Thursday 29 July 2010

Fishnets

I take the chicken out of the oven where it's been roasting and set it on the counter.

Mustard, I think, perversely, as I know it's going to be like eating a washcloth despite the herbs and garlic and apricots I've stuffed it with.  And so I reach into the cupboard crammed haphazardly with condiments thanks to my heedless kids and - whack - out falls a bottle of Fish Sauce which smashes on the hob, shatters into a million pieces and drenches me, my silk dress, and the floor (that I just cleaned, along with the rest of the kitchen when I came home to find it messed up, despite or rather, because  my daughter being on school holidays).  I'm awash with the scent of putrefied fish.

Darn and double darn.  I peel off the dress.  First time I've worn it and now it's gone straight into the washing machine on a cold cycle.  My legs and stomach are still distinctly fishy.  The floor is a sea of dead fish with shards of glass floating in it.  I'm also barefoot.  I start swabbing and knock over all the breadboard, which in a domino effect, knocks over the expensive olive oil that I keep mostly for show, which glugs and disgorges £25 a litre Sicilian lemon oil in a huge spreading slick that then drips on to the floor to mingle with the fish sauce.

Vinaigrette.

There's glass in the cloth.  Glass in the sink.  Glass on the floor.  At least one sliver in the sole of my foot.  I can't use the dustpan without it stinking of fermenting fish and so I pick little bits out, sticky and unctious, one fragment at a time.  And I still reek of fish.  The chicken is cooling and turning to string.  The salad is wilting.  The avocado has gone as brown as my feet.

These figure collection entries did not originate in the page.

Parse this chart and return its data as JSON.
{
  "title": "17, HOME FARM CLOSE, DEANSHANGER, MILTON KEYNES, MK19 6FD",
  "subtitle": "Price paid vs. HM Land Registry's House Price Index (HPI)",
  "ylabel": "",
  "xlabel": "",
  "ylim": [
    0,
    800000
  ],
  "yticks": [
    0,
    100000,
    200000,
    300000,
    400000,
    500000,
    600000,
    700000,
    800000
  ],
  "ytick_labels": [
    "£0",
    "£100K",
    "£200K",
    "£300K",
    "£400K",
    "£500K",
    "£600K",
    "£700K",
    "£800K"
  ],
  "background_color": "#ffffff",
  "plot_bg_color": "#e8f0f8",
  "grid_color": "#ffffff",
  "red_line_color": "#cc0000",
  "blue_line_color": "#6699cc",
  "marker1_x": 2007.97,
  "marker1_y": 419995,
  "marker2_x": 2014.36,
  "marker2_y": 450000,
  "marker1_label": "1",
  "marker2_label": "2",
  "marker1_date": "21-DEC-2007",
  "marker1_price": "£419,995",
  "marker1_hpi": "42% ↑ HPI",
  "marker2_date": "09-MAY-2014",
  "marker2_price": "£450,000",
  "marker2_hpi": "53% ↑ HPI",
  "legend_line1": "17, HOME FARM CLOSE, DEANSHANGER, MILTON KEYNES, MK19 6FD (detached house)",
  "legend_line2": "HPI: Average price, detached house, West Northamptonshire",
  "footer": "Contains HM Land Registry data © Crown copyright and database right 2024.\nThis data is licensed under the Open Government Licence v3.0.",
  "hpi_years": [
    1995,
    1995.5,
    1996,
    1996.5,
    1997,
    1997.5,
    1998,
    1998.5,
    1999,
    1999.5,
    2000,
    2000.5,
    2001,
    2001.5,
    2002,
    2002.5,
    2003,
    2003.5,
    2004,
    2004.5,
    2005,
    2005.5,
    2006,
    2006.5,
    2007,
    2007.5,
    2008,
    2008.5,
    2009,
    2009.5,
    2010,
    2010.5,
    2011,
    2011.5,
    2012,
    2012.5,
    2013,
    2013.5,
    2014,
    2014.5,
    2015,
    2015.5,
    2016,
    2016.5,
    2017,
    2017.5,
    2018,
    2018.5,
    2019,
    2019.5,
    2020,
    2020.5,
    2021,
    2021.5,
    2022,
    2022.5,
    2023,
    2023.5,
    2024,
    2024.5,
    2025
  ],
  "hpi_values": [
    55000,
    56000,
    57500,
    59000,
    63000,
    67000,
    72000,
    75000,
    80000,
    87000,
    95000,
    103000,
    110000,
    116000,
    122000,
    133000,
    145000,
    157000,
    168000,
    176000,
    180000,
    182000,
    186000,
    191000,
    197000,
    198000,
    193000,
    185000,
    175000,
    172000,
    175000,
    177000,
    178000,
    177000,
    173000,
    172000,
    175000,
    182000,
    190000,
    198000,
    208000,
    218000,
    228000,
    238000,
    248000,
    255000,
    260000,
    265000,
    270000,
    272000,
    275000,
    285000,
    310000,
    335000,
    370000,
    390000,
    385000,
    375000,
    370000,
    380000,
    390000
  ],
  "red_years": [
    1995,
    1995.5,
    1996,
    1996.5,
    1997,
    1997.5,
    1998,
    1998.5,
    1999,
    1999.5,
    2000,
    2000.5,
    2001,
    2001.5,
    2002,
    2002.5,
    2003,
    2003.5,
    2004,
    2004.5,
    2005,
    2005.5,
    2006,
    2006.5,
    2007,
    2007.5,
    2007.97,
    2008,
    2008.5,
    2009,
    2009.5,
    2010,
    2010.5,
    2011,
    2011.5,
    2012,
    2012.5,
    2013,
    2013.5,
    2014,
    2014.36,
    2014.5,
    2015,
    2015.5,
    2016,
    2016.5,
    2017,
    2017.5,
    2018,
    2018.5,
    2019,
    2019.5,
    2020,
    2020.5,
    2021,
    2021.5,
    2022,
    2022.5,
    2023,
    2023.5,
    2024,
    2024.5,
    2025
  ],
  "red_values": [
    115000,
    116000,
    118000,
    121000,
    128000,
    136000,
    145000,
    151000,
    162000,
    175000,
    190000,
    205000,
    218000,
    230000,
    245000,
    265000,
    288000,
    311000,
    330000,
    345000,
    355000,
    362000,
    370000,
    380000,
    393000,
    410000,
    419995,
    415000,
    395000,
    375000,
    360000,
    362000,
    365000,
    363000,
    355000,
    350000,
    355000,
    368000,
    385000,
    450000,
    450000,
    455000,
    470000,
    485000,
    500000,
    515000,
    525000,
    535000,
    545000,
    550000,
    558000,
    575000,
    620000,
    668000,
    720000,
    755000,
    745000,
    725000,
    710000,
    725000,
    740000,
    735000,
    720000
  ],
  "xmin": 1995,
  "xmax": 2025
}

I get on my knees and soak up cloth after cloth full of the pungent, pongy liquid.

Eventually, however, the place is mopped up, if still stinky, and I wash myself down with a flannel and throw it into the machine, add detergent and turn my attention, finally, to my unappetising supper.  I've lost my appetite somewhat.  And I still didn't find the mustard.  A plate in one hand.  A glass of fish tainted water in the other, I go back into the sitting room just as the No 7 bus idles on the street beside the closed bottom shutters, and as I stand in the middle of the floor, making my entrance, I glance up I see the entire top deck glancing back at me.

It's only then, with no free hands, that I realise I am still in my Luke influenced underwear from which various parts sit attentively at 3.15 (yeah I'm old but we're not at twenty past eight yet) like a dalek in exterminate mode.  Billingsgate in Lingerie

I just pray nobody has a camera phone.